Wednesday, January 13, 2010

Servant Leadership Principles from Jesus

Matthew 20:20-28 is a vivid portrayal of servant leadership. When Jesus disciples seek positions of 'power' in His ministry, he plants in their minds the seeds of what it means to be a servant leader, in preparation for the visible demonstration they are going to see in the Upper Room with washing of their feet.
Jesus called them together and said, "You know that the rulers of the Gentiles lord it over them, and their high officials exercise authority over them. Not so with you. Instead, whoever wants to become great among you must be your servant, and whoever wants to be first must be your slave— just as the Son of Man did not come to be served, but to serve, and to give his life as a ransom for many." (Mt 20:25-28, NIV)
Looking more closely at the passage, there are several other key principles for servant leadership:
  • He explicitly asked "What do you want (from me)?" rather than assuming what they want. He did this even for blind and sick people.
  • He engaged his followers in dialogue that caused them to think ("Can you drink the cup...")
  • He worked with their response (again, as He did repeatedly, e.g. feeding of 5000), which both validated them, showing respect, and helping to seal in the learning
  • He explained the reasons for His decisions, not just a "No." The reason is, he wants them not just to obey, but constantly wants them to learn. Sharing the "why" behind as many decisions as possible is crucial I think for a mentoring leader.
  • He nipped conflict in the bud!  He was in contact with His people enough to know there was grumbling, and He addressed it immediately.
  • He went one further (as usual), going beyond the specific to the general. He introduced the bigger principle of servant leadership, for which He Himself was a model ("just as the Son of Man...")
  • Despite a great job engaging and teaching, he didn't let it sit there. He pushed forward all the way to a heartfelt command - Not so with you!  He provided a contrast between a don't-do word picture (Gentile lords) and one to emulate (servant/slave)
  • He does NOT discourage ambition - there's nothing wrong with wanting to be great, with being a leader, with getting things done. Jesus specified the path to greatness, He didn't block it off.

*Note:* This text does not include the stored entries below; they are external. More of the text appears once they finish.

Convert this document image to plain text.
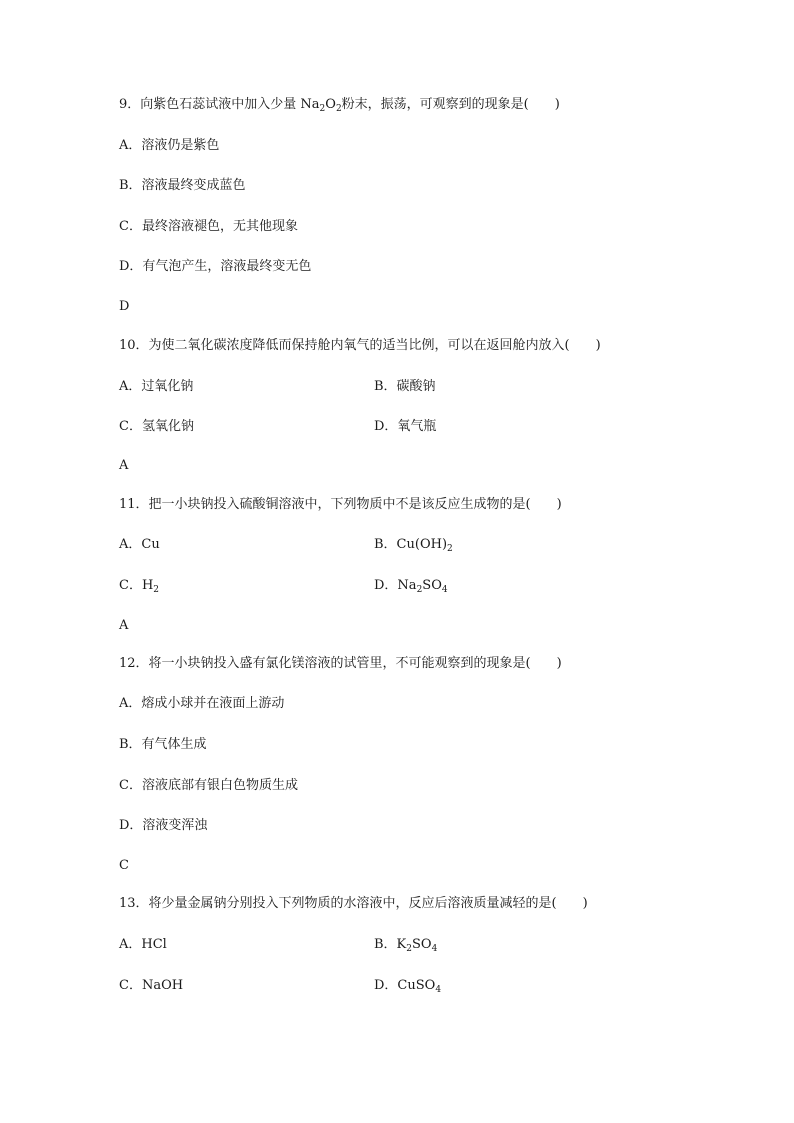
9．向紫色石蕊试液中加入少量 $Na_2O_2$粉末，振荡，可观察到的现象是(　　)
A．溶液仍是紫色
B．溶液最终变成蓝色
C．最终溶液褪色，无其他现象
D．有气泡产生，溶液最终变无色
D
10．为使二氧化碳浓度降低而保持舱内氧气的适当比例，可以在返回舱内放入(　　)
A．过氧化钠	B．碳酸钠
C．氢氧化钠	D．氧气瓶
A
11．把一小块钠投入硫酸铜溶液中，下列物质中不是该反应生成物的是(　　)
A．Cu	B．$Cu(OH)_2$
C．$H_2$	D．$Na_2SO_4$
A
12．将一小块钠投入盛有氯化镁溶液的试管里，不可能观察到的现象是(　　)
A．熔成小球并在液面上游动
B．有气体生成
C．溶液底部有银白色物质生成
D．溶液变浑浊
C
13．将少量金属钠分别投入下列物质的水溶液中，反应后溶液质量减轻的是(　　)
A．HCl	B．$K_2SO_4$
C．NaOH	D．CuSO$_4$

Not so with you?  By this he is absolutely inverting the idea of what it means to be a leader, and of greatness, completely upside down, in a way that had never been seen before. The ultimate great person, became the most unselfish servant to all, even those who rejected Him. His call here was for a radical transformation of perspective of leadership - a change that if internalized and carried out by us as followers would do tremendous things to build both trust and community, and ultimately, effectiveness.